DSCA: A Digital Subtraction Angiography Sequence Dataset and Spatio-Temporal Model for Cerebral Artery Segmentation
This work addresses cerebrovascular disease diagnosis for physicians by providing a publicly available dataset and improved segmentation model, though it is incremental as it builds on existing DSA segmentation approaches.
The paper tackles the problem of segmenting cerebral arteries in Digital Subtraction Angiography sequences, which is challenging due to low contrast and ambiguity with skull structures, and introduces a new dataset (DSCA) and a spatio-temporal model (DSANet) that achieves a Dice score of 0.9033, outperforming existing methods.
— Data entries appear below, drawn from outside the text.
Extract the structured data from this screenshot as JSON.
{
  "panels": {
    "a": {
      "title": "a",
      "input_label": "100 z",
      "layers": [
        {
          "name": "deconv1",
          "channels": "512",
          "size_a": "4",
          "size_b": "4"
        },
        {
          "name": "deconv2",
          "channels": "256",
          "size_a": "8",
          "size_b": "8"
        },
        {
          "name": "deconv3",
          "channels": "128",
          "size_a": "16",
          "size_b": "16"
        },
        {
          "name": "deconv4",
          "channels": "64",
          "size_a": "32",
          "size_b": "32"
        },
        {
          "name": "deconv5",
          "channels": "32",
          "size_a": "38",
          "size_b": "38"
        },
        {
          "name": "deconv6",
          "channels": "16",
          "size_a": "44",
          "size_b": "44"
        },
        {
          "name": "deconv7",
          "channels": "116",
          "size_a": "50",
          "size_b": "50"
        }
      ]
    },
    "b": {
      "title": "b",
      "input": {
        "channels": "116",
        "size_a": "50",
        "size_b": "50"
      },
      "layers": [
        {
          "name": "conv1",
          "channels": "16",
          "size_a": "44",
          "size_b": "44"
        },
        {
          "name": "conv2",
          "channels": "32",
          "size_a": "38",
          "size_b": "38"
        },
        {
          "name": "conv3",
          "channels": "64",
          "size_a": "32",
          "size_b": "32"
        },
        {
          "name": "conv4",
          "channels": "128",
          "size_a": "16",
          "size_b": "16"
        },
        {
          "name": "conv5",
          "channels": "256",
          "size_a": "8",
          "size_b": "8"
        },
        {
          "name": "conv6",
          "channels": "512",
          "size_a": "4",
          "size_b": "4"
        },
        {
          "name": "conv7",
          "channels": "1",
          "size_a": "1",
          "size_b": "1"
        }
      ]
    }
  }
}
Cerebrovascular diseases (CVDs) remain a leading cause of global disability and mortality. Digital Subtraction Angiography (DSA) sequences, recognized as the gold standard for diagnosing CVDs, can clearly visualize the dynamic flow and reveal pathological conditions within the cerebrovasculature. Therefore, precise segmentation of cerebral arteries (CAs) and classification between their main trunks and branches are crucial for physicians to accurately quantify diseases. However, achieving accurate CA segmentation in DSA sequences remains a challenging task due to small vessels with low contrast, and ambiguity between vessels and residual skull structures. Moreover, the lack of publicly available datasets limits exploration in the field. In this paper, we introduce a DSA Sequence-based Cerebral Artery segmentation dataset (DSCA), the publicly accessible dataset designed specifically for pixel-level semantic segmentation of CAs. Additionally, we propose DSANet, a spatio-temporal network for CA segmentation in DSA sequences. Unlike existing DSA segmentation methods that focus only on a single frame, the proposed DSANet introduces a separate temporal encoding branch to capture dynamic vessel details across multiple frames. To enhance small vessel segmentation and improve vessel connectivity, we design a novel TemporalFormer module to capture global context and correlations among sequential frames. Furthermore, we develop a Spatio-Temporal Fusion (STF) module to effectively integrate spatial and temporal features from the encoder. Extensive experiments demonstrate that DSANet outperforms other state-of-the-art methods in CA segmentation, achieving a Dice of 0.9033.